Global economic impact by 2025:
ADVANCED ROBOTICS:$1.7-$4.5 trillion
3D PRINTING: $230-$550 billion
ADVANCED MATERIALS:$150-500 billion
AUTONOMOUS VEHICLES: $200 billion to $1.9 trillion

ET130625
The Mckinsey Super 12 Technologies…
...and why they will impact India

IMMEDIATE IMPACT Mobile Internet: Accessing the Internet through a mobile device. Not a new phenomenon, but advancing wireless tech and increasing computing power are pushing it to a new dimension, causing enormous disruption in industries.
Knowledge work automation:
intelligent software systems that can sift through data and come up with insights that can aid or replace human decision-making. Can raise the productivity of people but also threaten jobs.
Internet of things:
A system of connected devices capable of collecting information and acting on them without human intervention. Often refers to an ideal situation, but applications abound even in a less-than-ideal state.
Cloud technologies:
Hardware or software provided over a network as a service. It enables the progress of several other disruptive technologies in this list by reducing costs and increasing resource mobility.
INTERMEDIATE IMPACT
Next-generation genomics:
the ability to quickly and cheaply sequence the entire set of genes of a person, animal or plant, and using this genetic information for applications in healthcare, agriculture or biofuels.

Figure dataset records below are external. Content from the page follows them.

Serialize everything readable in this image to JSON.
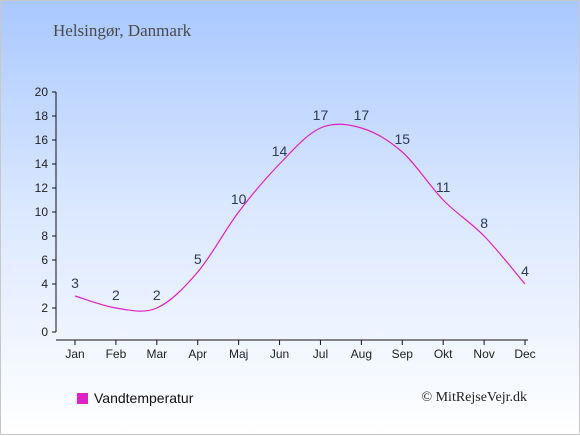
{
  "chart_data": {
    "type": "line",
    "title": "Helsingør, Danmark",
    "categories": [
      "Jan",
      "Feb",
      "Mar",
      "Apr",
      "Maj",
      "Jun",
      "Jul",
      "Aug",
      "Sep",
      "Okt",
      "Nov",
      "Dec"
    ],
    "series": [
      {
        "name": "Vandtemperatur",
        "values": [
          3,
          2,
          2,
          5,
          10,
          14,
          17,
          17,
          15,
          11,
          8,
          4
        ],
        "color": "#e020c8"
      }
    ],
    "yticks": [
      0,
      2,
      4,
      6,
      8,
      10,
      12,
      14,
      16,
      18,
      20
    ],
    "ylim": [
      0,
      20
    ],
    "grid": false,
    "legend_position": "bottom-left"
  },
  "credit": "© MitRejseVejr.dk"
}
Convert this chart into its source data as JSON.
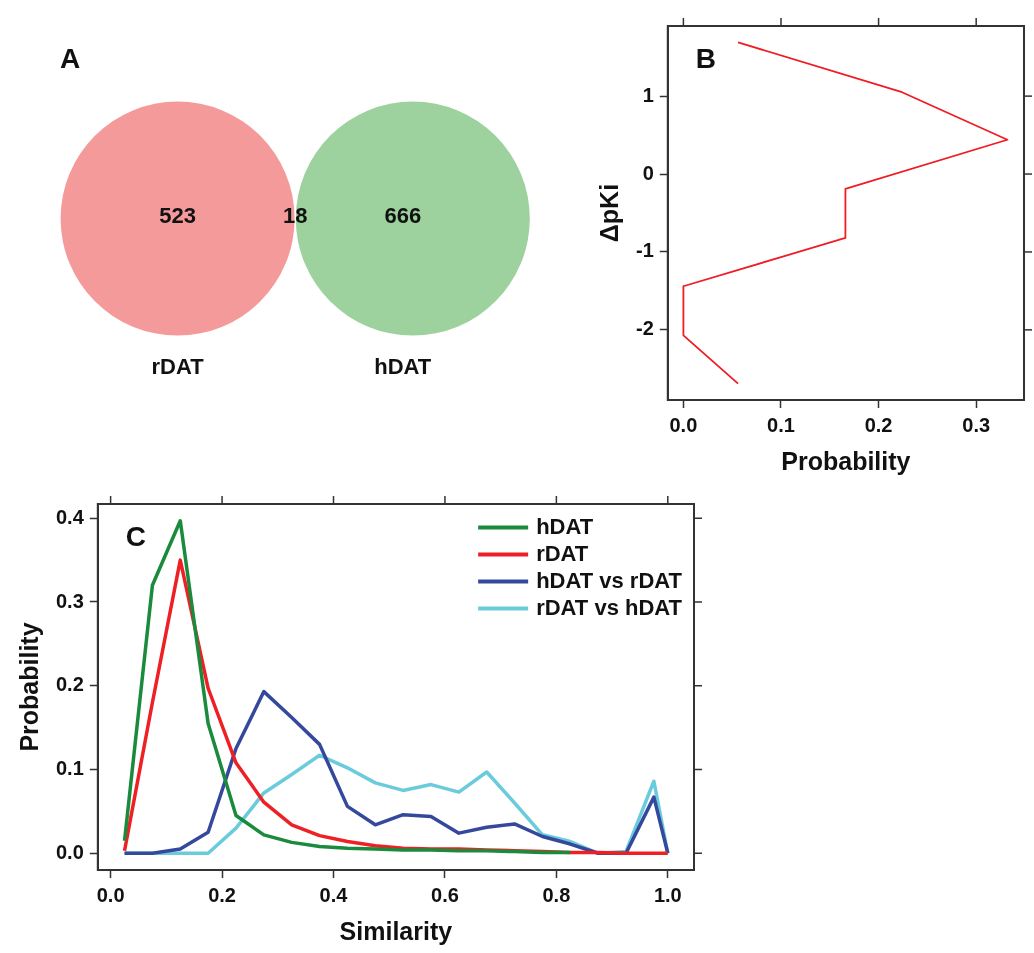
{
  "chart_data": [
    {
      "type": "other",
      "title": "A",
      "categories": [
        "rDAT",
        null,
        "hDAT"
      ],
      "values": [
        523,
        18,
        666
      ],
      "data_labels": true,
      "colors": [
        "#f49a9a",
        "#e2b694",
        "#9dd19d"
      ]
    },
    {
      "type": "line",
      "title": "B",
      "xlabel": "Probability",
      "ylabel": "ΔpKi",
      "xlim": [
        -0.016,
        0.349
      ],
      "ylim": [
        -2.9,
        1.9
      ],
      "xticks": [
        {
          "value": 0,
          "label": "0.0"
        },
        {
          "value": 0.1,
          "label": "0.1"
        },
        {
          "value": 0.2,
          "label": "0.2"
        },
        {
          "value": 0.3,
          "label": "0.3"
        }
      ],
      "yticks": [
        -2,
        -1,
        0,
        1
      ],
      "series": [
        {
          "color": "#f01c24",
          "x": [
            0.056,
            0.224,
            0.332,
            0.166,
            0.166,
            0,
            0,
            0.056
          ],
          "values": [
            1.69,
            1.05,
            0.44,
            -0.19,
            -0.82,
            -1.44,
            -2.07,
            -2.69
          ]
        }
      ]
    },
    {
      "type": "line",
      "title": "C",
      "xlabel": "Similarity",
      "ylabel": "Probability",
      "xlim": [
        -0.023,
        1.047
      ],
      "ylim": [
        -0.02,
        0.417
      ],
      "xticks": [
        {
          "value": 0,
          "label": "0.0"
        },
        {
          "value": 0.2,
          "label": "0.2"
        },
        {
          "value": 0.4,
          "label": "0.4"
        },
        {
          "value": 0.6,
          "label": "0.6"
        },
        {
          "value": 0.8,
          "label": "0.8"
        },
        {
          "value": 1,
          "label": "1.0"
        }
      ],
      "yticks": [
        {
          "value": 0,
          "label": "0.0"
        },
        {
          "value": 0.1,
          "label": "0.1"
        },
        {
          "value": 0.2,
          "label": "0.2"
        },
        {
          "value": 0.3,
          "label": "0.3"
        },
        {
          "value": 0.4,
          "label": "0.4"
        }
      ],
      "x": [
        0.025,
        0.075,
        0.125,
        0.175,
        0.225,
        0.275,
        0.325,
        0.375,
        0.425,
        0.475,
        0.525,
        0.575,
        0.625,
        0.675,
        0.725,
        0.775,
        0.825,
        0.875,
        0.925,
        0.975,
        1.0
      ],
      "legend": "top right",
      "series": [
        {
          "name": "hDAT",
          "color": "#1a8a3c",
          "values": [
            0.015,
            0.32,
            0.397,
            0.155,
            0.045,
            0.022,
            0.013,
            0.008,
            0.006,
            0.005,
            0.004,
            0.004,
            0.003,
            0.003,
            0.002,
            0.001,
            0.001,
            null,
            null,
            null,
            null
          ]
        },
        {
          "name": "rDAT",
          "color": "#ee2024",
          "values": [
            0.003,
            0.18,
            0.35,
            0.197,
            0.108,
            0.061,
            0.034,
            0.021,
            0.014,
            0.009,
            0.006,
            0.005,
            0.005,
            0.004,
            0.003,
            0.002,
            0.001,
            0.001,
            0,
            0,
            0
          ]
        },
        {
          "name": "hDAT vs rDAT",
          "color": "#34489c",
          "values": [
            0,
            0,
            0.005,
            0.025,
            0.125,
            0.193,
            0.162,
            0.13,
            0.056,
            0.034,
            0.046,
            0.044,
            0.024,
            0.031,
            0.035,
            0.02,
            0.011,
            0,
            0,
            0.067,
            0
          ]
        },
        {
          "name": "rDAT vs hDAT",
          "color": "#6acbdc",
          "values": [
            0,
            0,
            0,
            0,
            0.03,
            0.072,
            0.094,
            0.117,
            0.102,
            0.084,
            0.075,
            0.082,
            0.073,
            0.097,
            0.06,
            0.022,
            0.014,
            0,
            0.002,
            0.086,
            0
          ]
        }
      ]
    }
  ]
}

Energy storage: The ability to store energy efficiently and extract it later quickly. Advances are necessary for increasing use of electric vehicles or renewable energy. Batteries are improving, and other ways of massive storage are emerging.
Renewable energy: Ways of producing energy without depleting natural resources or impacting the environment too much. Solar and wind are the leading candidates, but biofuels and geothermal are also promising.
LONG TERM IMPACT
Advanced robotics:
Next generation robots that are capable of doing most household tasks, perform surgery, or have some ability to sense their environment and take decisions.
3-D printing: the ability to print out a three-dimensional product based on a virtual design blueprint, just the way we print on paper now. Future printers could produce complex objects using different materials.
Advanced materials: substances with properties superior to that of currentlyused ones. These properties include high strength or durability, or the ability to change shape or heal themselves.
Autonomous vehicles:
vehicles that can drive itself without a driver. Commercial technologies exist to assist human drivers, but this assistance will be gradually replaced by full control on a highway.
    Note: The 12th technology in the  McKinsey list is ‘advanced oil and gas exploration and recovery’,  which we have not considered because we think it will not have any significant and direct impact on India in the foreseeable future.